Вечером звоню Глазкову. У него все утро и день были какие-то приключения, он усталый и не выспавшийся, собирается залечь спать.
Набрал номер Тани.
— А я как раз недалеко от тебя, — говорит. — Что купить?
…Сидим на диване у телевизора. Ем заказанный в ближайшем ресторане отварной говяжий язык с картошкой и помидорами, пью виски со льдом. Таня пьет воду.
— Хочешь сигару? — спрашиваю, видя, что она совсем не получает удовольствия от воды.
— Мне не нравится курить.
— Мне тоже. Но я подсел на вкус сигарного дыма — он помогает быстрее высыпаться и испытывать радость от ерунды. И то и другое в последнее время мне необходимо, как воздух…
Выкуриваем вместе небольшую сигару «Ромео и Джульетта», одну на двоих. «Господи, и кому пришло в голову так назвать сигары?! — думаю. — Чтобы оправдать название, я бы написал на коробках руководство: „Только для тинэйджеров. Рекомендуется выкуривать одну сигару на двоих перед сном. Для улучшения действия никотина лучше запивать раствором цианистого калия“». Целуемся на диване, по очереди прикладываясь к сигаре.
А потом мы в спальне…
При свете ночника…
Долго…
…Чупа-чупс придумали не для детей — эти леденцы надо разрешить продавать только в секс-шопах…
Все, что она делает сейчас со мной, не для меня — это ей так хочется. Но даже если это не так и она играет — пусть! Да здравствует обман, приносящий блаженство! Да здравствует ложь, от которой встает! …Когда снова вошел в нее, она сразу влажно и шумно кончила. И почти одновременно с ней я.
…Когда Таня уехала, я быстро лег и погасил свет. Была половина четвертого, а вставать в семь.
«— Сигары идут только мужчинам — они стимулируют, расслабляют и придают мужественности.
— А что придает женственности?
— Ныть, рожать детей, обсуждать соседей… <…>
— Ты неправ.
— Нет ни правых, ни виноватых. Каждый исполняет свою роль.
— И каковы эти роли?
— Ты стремишься быть живой и твоя роль быть живой и преумножать жизнь вокруг.
— А твоя роль?
— Моя роль — быть мертвым, абсолютно мертвым…»
Ингмар Бергман «Земляничная поляна»
«Серые пятна на экране…»
…Сцена в мэрии, в кабинете Филиппа занимает почти четыре минуты. Таких длинных игровых сцен на этом проекте еще не было.

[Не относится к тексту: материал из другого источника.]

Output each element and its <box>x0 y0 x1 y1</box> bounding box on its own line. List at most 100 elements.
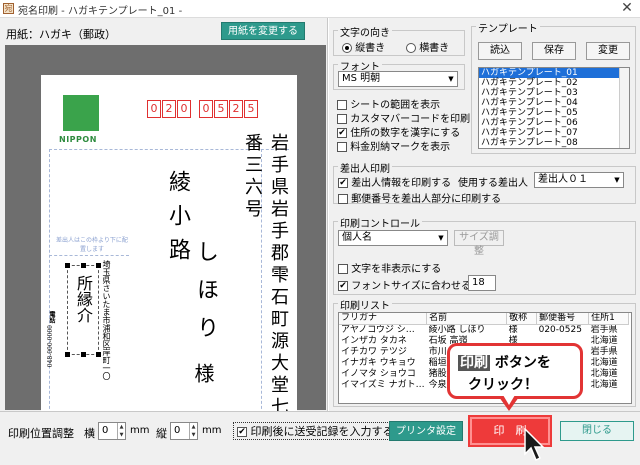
check-sender-zip[interactable]: 郵便番号を差出人部分に印刷する <box>338 190 501 205</box>
zip-digit: 0 <box>199 100 213 118</box>
radio-icon[interactable] <box>406 43 416 53</box>
list-item[interactable]: ハガキテンプレート_02 <box>479 78 629 88</box>
chevron-down-icon[interactable]: ▼ <box>611 173 623 187</box>
checkbox-checked-icon[interactable]: ✔ <box>237 427 247 437</box>
checkbox-icon[interactable] <box>337 100 347 110</box>
print-element-select[interactable]: 個人名 ▼ <box>338 230 448 246</box>
sender-print-group: 差出人印刷 ✔ 差出人情報を印刷する 使用する差出人 差出人０１ ▼ 郵便番号を… <box>333 160 636 205</box>
checkbox-icon[interactable] <box>338 194 348 204</box>
spin-arrows-icon[interactable]: ▲ ▼ <box>117 423 125 439</box>
checkbox-icon[interactable] <box>337 142 347 152</box>
font-size-value: 18 <box>472 277 485 288</box>
edit-template-button[interactable]: 変更 <box>586 42 630 60</box>
check-label: 料金別納マークを表示 <box>350 142 451 153</box>
col-header[interactable]: 名前 <box>426 313 508 325</box>
check-show-sheet[interactable]: シートの範囲を表示 <box>337 96 440 111</box>
zip-digit: 2 <box>229 100 243 118</box>
resize-handle[interactable] <box>96 263 101 268</box>
use-sender-label: 使用する差出人 <box>458 178 528 189</box>
honorific: 様 <box>191 363 215 383</box>
guide-line <box>49 255 129 256</box>
cell: 北海道 <box>590 357 618 368</box>
vertical-offset-stepper[interactable]: 0 ▲ ▼ <box>170 422 198 440</box>
col-header[interactable]: フリガナ <box>339 313 428 325</box>
resize-handle[interactable] <box>65 352 70 357</box>
recipient-zip-lower: 0 5 2 5 <box>199 100 258 118</box>
paper-label: 用紙：ハガキ（郵政） <box>6 28 116 41</box>
cell: インザカ タカネ <box>341 335 407 346</box>
check-hide-text[interactable]: 文字を非表示にする <box>338 260 441 275</box>
radio-vertical[interactable]: 縦書き <box>342 39 385 54</box>
sender-phone-label: 電話 <box>48 311 55 323</box>
load-template-button[interactable]: 読込 <box>478 42 522 60</box>
recipient-name-line2[interactable]: しほり <box>189 240 221 354</box>
cell: 綾小路 しほり <box>428 324 486 335</box>
sender-select[interactable]: 差出人０１ ▼ <box>534 172 624 188</box>
col-header[interactable]: 郵便番号 <box>536 313 590 325</box>
list-item[interactable]: ハガキテンプレート_08 <box>479 138 629 148</box>
resize-handle[interactable] <box>96 352 101 357</box>
sender-name[interactable]: 所縁介 <box>71 275 95 323</box>
printer-settings-button[interactable]: プリンタ設定 <box>389 421 463 441</box>
checkbox-checked-icon[interactable]: ✔ <box>338 281 348 291</box>
cell: イマイズミ ナガト… <box>341 379 425 390</box>
save-template-button[interactable]: 保存 <box>532 42 576 60</box>
instruction-callout: 印刷 ボタンを クリック！ <box>447 343 583 399</box>
checkbox-checked-icon[interactable]: ✔ <box>337 128 347 138</box>
preview-canvas: NIPPON 0 2 0 0 5 2 5 差出人はこの枠より下に配置します 岩手… <box>5 45 326 435</box>
cell: 北海道 <box>590 368 618 379</box>
checkbox-icon[interactable] <box>338 264 348 274</box>
size-adjust-button[interactable]: サイズ調整 <box>454 230 504 257</box>
check-record-log[interactable]: ✔ 印刷後に送受記録を入力する <box>233 422 398 440</box>
table-header: フリガナ 名前 敬称 郵便番号 住所1 <box>339 313 630 325</box>
chevron-down-icon[interactable]: ▼ <box>445 72 457 86</box>
vertical-label: 縦 <box>156 427 167 440</box>
radio-icon[interactable] <box>342 43 352 53</box>
check-kanji-numbers[interactable]: ✔ 住所の数字を漢字にする <box>337 124 460 139</box>
font-select[interactable]: MS 明朝 ▼ <box>338 71 458 87</box>
check-postage-mark[interactable]: 料金別納マークを表示 <box>337 138 450 153</box>
cell: イチカワ テツジ <box>341 346 407 357</box>
change-paper-button[interactable]: 用紙を変更する <box>221 22 305 40</box>
close-window-icon[interactable]: ✕ <box>618 0 636 17</box>
resize-handle[interactable] <box>81 263 86 268</box>
list-item[interactable]: ハガキテンプレート_06 <box>479 118 629 128</box>
cell: イナガキ ウキョウ <box>341 357 416 368</box>
horizontal-offset-stepper[interactable]: 0 ▲ ▼ <box>98 422 126 440</box>
list-item[interactable]: ハガキテンプレート_05 <box>479 108 629 118</box>
table-row[interactable]: アヤノコウジ シ… 綾小路 しほり 様 020-0525 岩手県 <box>339 324 629 335</box>
radio-horizontal[interactable]: 横書き <box>406 39 449 54</box>
checkbox-icon[interactable] <box>337 114 347 124</box>
list-item[interactable]: ハガキテンプレート_07 <box>479 128 629 138</box>
callout-text: ボタンを <box>490 355 551 371</box>
check-fit-font[interactable]: ✔ フォントサイズに合わせる <box>338 277 471 292</box>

Во время репетиции подъехал Бонч-Бруевич.
— Ты совсем в этих сериях другой, — сказал Глазкову. — Для меня это откровение, Паша. Не думал, что так хорошо умеешь играть! После нашего проекта предложения на тебя посыплются, как из рога изобилия. Что тут скажешь — настоящая Звезда! — и потрепал Пашу по плечу.
О моей игре он ничего не сказал. Я ждал, что скажет. Хоть что-нибудь. Ну, хотя бы: «Ты тоже молодец, Алексей, работаешь ровно и профессионально, находишь интересные детали, неожиданные повороты, острые углы…» Или, например: «Ты тоже молодец, Алексей, ты всегда такой подготовленный, всегда знаешь текст и почти никогда не споришь с режиссером, стараешься осмыслить режиссерские предложения, соединить их со своим видением роли и выдать достойный результат…» Ну, или, в конце концов: «Ты тоже молодец, Алексей, ты всегда опрятен и подтянут, и от тебя всегда пахнет дорогим отличным парфюмом…» Шутки шутками, но я протащил на себе первые четыре серии. Филипп там пугается, выглядит растерянным, хмурится, задает неудобные вопросы и получает от бандитов по башке. Родион действует, ведет сцены… И, в конце концов, у меня, действительно, отличный дорогой парфюм! А может, Бонч специально? Он сам актер, знает, как порой помогают эмоции из реальной жизни по другую сторону камеры. Может, попытался разозлить? Думает, я от этого лучше сыграю? Бончу хочется, чтобы мы все играли злее. Он задумал мужской сериал, и считает, что чем злее будут герои, тем выше будет рейтинг.